Liputan6.com, Jakarta - Wakil Ketua Komisi Pemberantasan Korupsi (KPK) Laode M Syarief menyatakan, pihaknya sangat menyesalkan adanya jual beli jabatan di lingkungan Kementerian Agama. Dalam kasus ini, tiga orang menjadi tersangka, termasuk Ketua Umum PPP Romahurmuziy.
"KPK sangat miris dan menyesalkan terjadinya kembali jual beli jabatan di kementerian yang seharusnya memberikan contoh baik bagi instansi lain," kata Laode dalam jumpa pers di KPK, Sabtu (16/3/2019).
Advertisement
Dia mengatakan, seleksi terbuka jabatan pimpinan tinggi pada Kementerian Agama 2018-2019 sebenarnya diharapkan menutup ruang korupsi dan menjadi ajang penjaringan aparatur sipil negara (ASN) dengan kompetensi terbaik untuk jabatan yang tepat sehingga dapat bekerja maksimal melayani rakyat.
Laode menuturkan, KPK cukup banyak memproses pelaku korupsi dari sektor politik, yaitu anggota DPR 70 orang, DPD 1 orang, DPRD 165 orang, dan kepala daerah 108 orang. Setidaknya, kata dia, 344 orang pelaku korupsi yang diproses KPK adalah mereka yang menduduki jabatan politik.
"Korupsi ini dilakukan bersama pihak-pihak lain di kementerian, daerah dan swasta, sehingga diperkirakan lebih dari 60 persen pelaku korupsi yang diproses KPK merupakan kasus korupsi di sektor politik," kata Laode.

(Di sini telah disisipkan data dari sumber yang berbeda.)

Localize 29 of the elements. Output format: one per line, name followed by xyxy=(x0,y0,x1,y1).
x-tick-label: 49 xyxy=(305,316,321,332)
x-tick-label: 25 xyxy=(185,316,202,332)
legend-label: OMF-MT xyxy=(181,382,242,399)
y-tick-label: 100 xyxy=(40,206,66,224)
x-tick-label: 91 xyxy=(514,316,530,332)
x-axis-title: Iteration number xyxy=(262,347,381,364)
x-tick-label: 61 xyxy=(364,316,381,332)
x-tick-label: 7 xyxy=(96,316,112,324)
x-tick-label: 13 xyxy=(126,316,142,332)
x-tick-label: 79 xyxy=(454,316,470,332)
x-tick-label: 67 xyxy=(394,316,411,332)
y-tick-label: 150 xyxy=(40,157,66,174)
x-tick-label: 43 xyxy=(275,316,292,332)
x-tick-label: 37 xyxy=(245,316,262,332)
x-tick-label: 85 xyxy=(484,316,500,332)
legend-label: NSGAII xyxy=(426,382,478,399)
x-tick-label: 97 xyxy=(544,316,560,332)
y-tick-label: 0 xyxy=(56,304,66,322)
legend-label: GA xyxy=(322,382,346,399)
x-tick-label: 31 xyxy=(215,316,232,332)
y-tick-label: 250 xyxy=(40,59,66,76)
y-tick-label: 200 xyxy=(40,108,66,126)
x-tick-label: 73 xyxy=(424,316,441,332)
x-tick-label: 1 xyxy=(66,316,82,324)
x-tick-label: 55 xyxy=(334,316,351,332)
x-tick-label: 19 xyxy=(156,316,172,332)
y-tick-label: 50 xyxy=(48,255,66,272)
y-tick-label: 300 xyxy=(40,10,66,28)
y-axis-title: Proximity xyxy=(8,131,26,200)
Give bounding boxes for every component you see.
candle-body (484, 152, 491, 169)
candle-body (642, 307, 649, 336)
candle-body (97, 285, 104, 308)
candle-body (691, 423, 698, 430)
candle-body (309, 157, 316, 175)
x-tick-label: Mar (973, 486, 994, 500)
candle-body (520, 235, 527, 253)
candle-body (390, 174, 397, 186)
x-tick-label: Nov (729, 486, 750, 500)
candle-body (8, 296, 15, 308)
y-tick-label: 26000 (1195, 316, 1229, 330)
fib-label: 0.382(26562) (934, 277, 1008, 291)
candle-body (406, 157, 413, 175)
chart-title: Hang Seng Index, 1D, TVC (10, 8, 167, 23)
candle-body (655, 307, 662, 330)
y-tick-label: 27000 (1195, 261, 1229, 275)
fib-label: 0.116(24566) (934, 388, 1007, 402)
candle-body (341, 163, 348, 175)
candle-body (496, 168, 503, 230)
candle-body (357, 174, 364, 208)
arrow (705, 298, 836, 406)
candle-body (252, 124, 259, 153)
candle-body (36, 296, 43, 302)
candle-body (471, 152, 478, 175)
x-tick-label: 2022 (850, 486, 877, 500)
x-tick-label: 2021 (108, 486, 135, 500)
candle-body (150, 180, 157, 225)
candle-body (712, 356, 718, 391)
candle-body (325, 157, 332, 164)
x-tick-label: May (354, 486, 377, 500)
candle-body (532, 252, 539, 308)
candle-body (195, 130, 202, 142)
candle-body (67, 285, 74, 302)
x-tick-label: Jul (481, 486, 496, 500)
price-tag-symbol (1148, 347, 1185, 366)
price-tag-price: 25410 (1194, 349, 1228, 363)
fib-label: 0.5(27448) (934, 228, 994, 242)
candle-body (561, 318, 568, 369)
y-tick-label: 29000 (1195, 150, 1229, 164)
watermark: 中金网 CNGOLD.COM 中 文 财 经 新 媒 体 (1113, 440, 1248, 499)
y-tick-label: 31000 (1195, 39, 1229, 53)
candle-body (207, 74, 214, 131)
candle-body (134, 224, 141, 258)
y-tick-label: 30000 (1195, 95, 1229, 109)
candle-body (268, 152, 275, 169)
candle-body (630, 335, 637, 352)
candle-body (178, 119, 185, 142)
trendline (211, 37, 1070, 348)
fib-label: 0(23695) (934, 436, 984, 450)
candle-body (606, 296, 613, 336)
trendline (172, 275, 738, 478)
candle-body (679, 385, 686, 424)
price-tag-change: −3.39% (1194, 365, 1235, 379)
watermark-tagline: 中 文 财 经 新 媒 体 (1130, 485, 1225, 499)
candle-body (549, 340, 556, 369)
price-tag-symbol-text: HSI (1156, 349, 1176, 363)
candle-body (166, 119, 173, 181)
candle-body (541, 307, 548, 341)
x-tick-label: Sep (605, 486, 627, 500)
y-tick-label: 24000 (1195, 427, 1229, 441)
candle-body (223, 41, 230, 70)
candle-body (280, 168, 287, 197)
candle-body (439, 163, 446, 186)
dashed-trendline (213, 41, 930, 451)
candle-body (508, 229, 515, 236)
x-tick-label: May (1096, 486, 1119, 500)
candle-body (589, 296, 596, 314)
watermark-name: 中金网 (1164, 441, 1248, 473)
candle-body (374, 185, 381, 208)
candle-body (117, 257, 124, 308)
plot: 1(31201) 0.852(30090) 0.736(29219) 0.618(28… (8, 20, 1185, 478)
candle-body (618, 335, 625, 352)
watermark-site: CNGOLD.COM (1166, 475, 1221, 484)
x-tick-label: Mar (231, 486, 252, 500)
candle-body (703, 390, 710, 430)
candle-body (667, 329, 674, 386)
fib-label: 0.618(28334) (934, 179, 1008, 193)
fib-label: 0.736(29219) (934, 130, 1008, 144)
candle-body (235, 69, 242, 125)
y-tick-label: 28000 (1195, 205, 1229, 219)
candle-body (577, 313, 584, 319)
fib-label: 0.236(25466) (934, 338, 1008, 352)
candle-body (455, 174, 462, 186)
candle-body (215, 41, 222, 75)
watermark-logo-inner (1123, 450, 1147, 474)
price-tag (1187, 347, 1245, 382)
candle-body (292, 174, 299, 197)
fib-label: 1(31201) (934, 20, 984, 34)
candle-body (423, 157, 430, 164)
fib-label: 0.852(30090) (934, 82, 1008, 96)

Saksikan video pilihan di bawah ini:
3 Tersangka
KPK menetapkan Ketua Umum Partai Persatuan Pembangunan (PPP) Romahurmuziy atau Romi sebagai tersangka kasus suap seleksi jabatan di lingkungan Kementerian Agama tahun 2018-2019.
"KPK meningkatkan status penanganan perkara ke penyidikan dan tiga orang jadi tersangka," kata Wakil Ketua KPK Laode M Syarief dalam jumpa pers di KPK, Sabtu (16/3/2019).
Selain Romahurmuziy, KPK juga menetapkan dua orang lainnya yaitu Kepala Kantor Kemenag Gresik MFQ dan Kepala Kanwil Kementerian Agama, Jawa Timur HRS.
Laode mengatakan, sebagai pihak penerima suap, Romahurmuziy dan kawan-kawan atau pihak dari Kemenag disangka melanggar Pasal 12 huruf a atau huruf b Pasal 11 UU Nomor 31 Tahun 1999 sebagaimana diubah UU Nomor 20 tahun 2001 tentang pemberantasan tindak pidana korupsi jo Pasal 55 ayat 1 ke-1 KUHP.
Sebagai pihak yang diduga pemberi MFQ disangkakan melanggar pasal 5 ayat (1) huruf a atau huruf b atau Pasal 13 Undang Undang Nomor 31 Tahun 1999 sebagaimana telah diubah dengan UU Nomor 20 Tahun 2001 tentang Pemberantasan Tindak Pidana Korupsi juncto Pasal 55 ayat (1) ke-1 KUHP.
Sebagai pihak yang diduga pemberi HRS disangkakan melanggar pasal 5 ayat (1) huruf a atau huruf b atau Pasal 13 Undang Undang Nomor 31 Tahun 1999 tentang pemberantasan tindak pidana korupsi sebagaimana telah diubah dengan UU Nomor 20 Tahun 2001.